A la orilla del río, sentada sobre una piedra, observo el agua mansa y azulada. No hay brisa y la quietud es el único forastero. Los pinos se erigen como guardianes silenciosos del arroyo y su imagen se refleja en el agua cristalina.
Estoy por lanzar una piedrita para perturbar la serenidad del río, pero al levantar la vista, las montañas cubiertas de nieve me invitan a respetar el silencio imperante. Por un largo rato permanezco con los ojos cerrados tratando de fijar el paisaje para que perviva por mucho tiempo.
Escucho un murmullo, abro los ojos y contemplo la cascada que se desliza desde la montaña. La catarata forma la figura de un ángel, se multiplica y ya no es uno, sino seis. Son seres brillantes que juegan alrededor rompiendo la calma del lugar. Uniéndose, forman de nuevo una sola imagen.
Me levanto y camino por un sendero de piedras que me lleva a una puerta en forma de arco cubierta de pérgolas que caen como cortinas y apenas dejan ver lo que hay más allá. El camino empedrado se transforma en una alfombra de flores anaranjadas; a los lados, arbustos celestes, violetas y verdes lo enmarcan. Me sorprendo ante tanta belleza y sigo el sendero.
Finalmente encuentro un pequeño pueblo; parece un cuadro impresionista con casitas blancas. Mariposas de variados colores están a la entrada formando un arco. Entro, observo un rayo de luz dorado. Camino hacia la luz. Al avanzar, todo se ilumina aún más y aparecen unas construcciones antiguas.
Miro al cielo arrebolado, las nubes mudan de colores y comienzan a pintar un cuadro. La figura principal es una deidad de traje largo y celeste confeccionado con telas vaporosas. Un río pequeño divide al pueblo en dos. En un lado se encuentra la deidad con un ramo de flores amarillas en su mano izquierda. Del otro, un unicornio plateado descansa en el suelo cubierto por un manto de flores verdes y amarillas. Colinas pequeñas rodeadas de árboles con rostros muy expresivos decoran el ambiente. Lentamente, el cuadro comienza a bajar hasta posarse en tierra haciéndose parte del paisaje.
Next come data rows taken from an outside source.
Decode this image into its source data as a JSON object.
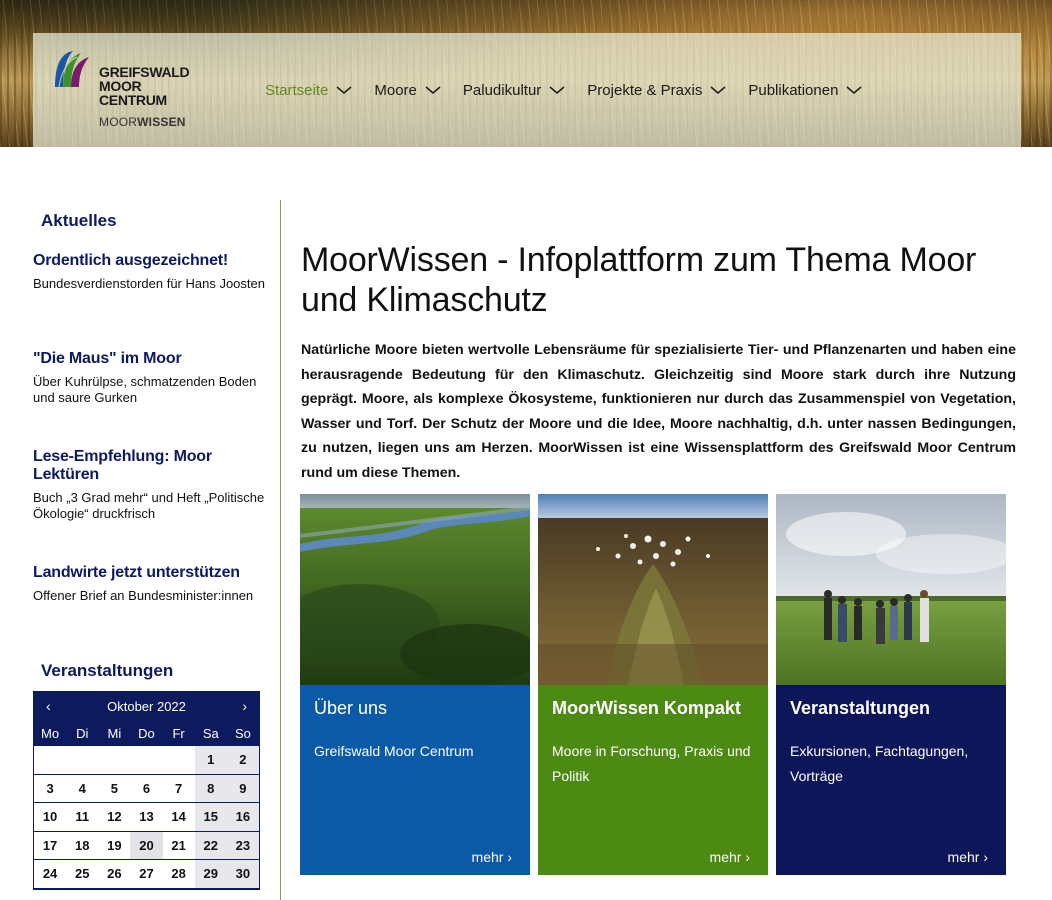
{
  "logo": {
    "line1": "GREIFSWALD",
    "line2": "MOOR",
    "line3": "CENTRUM",
    "sub_a": "MOOR",
    "sub_b": "WISSEN"
  },
  "nav": [
    {
      "label": "Startseite",
      "active": true
    },
    {
      "label": "Moore"
    },
    {
      "label": "Paludikultur"
    },
    {
      "label": "Projekte & Praxis"
    },
    {
      "label": "Publikationen"
    }
  ],
  "sidebar": {
    "news_heading": "Aktuelles",
    "news": [
      {
        "title": "Ordentlich ausgezeichnet!",
        "text": "Bundesverdienstorden für Hans Joosten"
      },
      {
        "title": "\"Die Maus\" im Moor",
        "text": "Über Kuhrülpse, schmatzenden Boden und saure Gurken"
      },
      {
        "title": "Lese-Empfehlung: Moor Lektüren",
        "text": "Buch „3 Grad mehr“ und Heft „Politische Ökologie“ druckfrisch"
      },
      {
        "title": "Landwirte jetzt unterstützen",
        "text": "Offener Brief an Bundesminister:innen"
      }
    ],
    "events_heading": "Veranstaltungen"
  },
  "calendar": {
    "prev": "‹",
    "next": "›",
    "month": "Oktober 2022",
    "weekdays": [
      "Mo",
      "Di",
      "Mi",
      "Do",
      "Fr",
      "Sa",
      "So"
    ],
    "days": [
      "",
      "",
      "",
      "",
      "",
      "1",
      "2",
      "3",
      "4",
      "5",
      "6",
      "7",
      "8",
      "9",
      "10",
      "11",
      "12",
      "13",
      "14",
      "15",
      "16",
      "17",
      "18",
      "19",
      "20",
      "21",
      "22",
      "23",
      "24",
      "25",
      "26",
      "27",
      "28",
      "29",
      "30"
    ],
    "today": "20"
  },
  "main": {
    "title": "MoorWissen - Infoplattform zum Thema Moor und Klimaschutz",
    "intro": "Natürliche Moore bieten wertvolle Lebensräume für spezialisierte Tier- und Pflanzenarten und haben eine herausragende Bedeutung für den Klimaschutz. Gleichzeitig sind Moore stark durch ihre Nutzung geprägt. Moore, als komplexe Ökosysteme, funktionieren nur durch das Zusammenspiel von Vegetation, Wasser und Torf. Der Schutz der Moore und die Idee, Moore nachhaltig, d.h. unter nassen Bedingungen, zu nutzen, liegen uns am Herzen. MoorWissen ist eine Wissensplattform des Greifswald Moor Centrum rund um diese Themen."
  },
  "cards": [
    {
      "title": "Über uns",
      "subtitle": "Greifswald Moor Centrum",
      "more": "mehr ›",
      "color": "#0b5aa8"
    },
    {
      "title": "MoorWissen Kompakt",
      "subtitle": "Moore in Forschung, Praxis und Politik",
      "more": "mehr ›",
      "color": "#4d8a14"
    },
    {
      "title": "Veranstaltungen",
      "subtitle": "Exkursionen, Fachtagungen, Vorträge",
      "more": "mehr ›",
      "color": "#0d1658"
    }
  ],
  "colors": {
    "navy": "#0d1b5e",
    "green_accent": "#5e8c1c",
    "divider": "#7aa53a"
  }
}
La deidad se me acerca, abre su mano derecha y la sopla. Un pájaro aparece y comienza a trinar. Con el trino despiertan bostezando criaturas que hasta ese momento no se veían: ardillas multicolores, unicornios dorados y varios seres pequeños. Entre ellos hay una muchacha de rostro angelical portando un cetro de oro engarzado con piedras preciosas. Se erige y al hacerlo, una brisa sopla con gentileza mostrando los colores del arcoíris en su vestidura. Sobre su cabeza vuelan mariposas doradas, azules y plateadas que revolotean en todo el ambiente. Parecen querer hablar. Se unen formando un arpa dorada. Ésta empieza a tocar una melodía y mientras suena, las mariposas se transforman en estrellas. Titilan y a medida que lo hacen, se transcribe un poema que dice:
Lo que escuchas es el canto de las estrellas sobre la tierra.
Ellas esparcen notas encantadas
sobre los caminos ensombrecidos por las penas.
Himnos de esperanza nacerán sobre las sendas;
y los huérfanos de amor que deambulen por las calles
oirán la melodía que mitigará el vacío de sus almas.
Los ríos barrerán los rastros de tristeza
acumulados por largos años de espera.
Un silbido de ilusiones humeará de las estrellas.
Cuando el silbido arrulle la esencia de los hombres,
habrá una metamorfosis desde su interior,
y sentirán una mágica conexión con las maravillas de la vida.
Será, entonces, cuando las mariposas dancen,
esparciendo con sus alas el amor infinito
que cobijará los hombros de los enamorados, al llegar el otoño.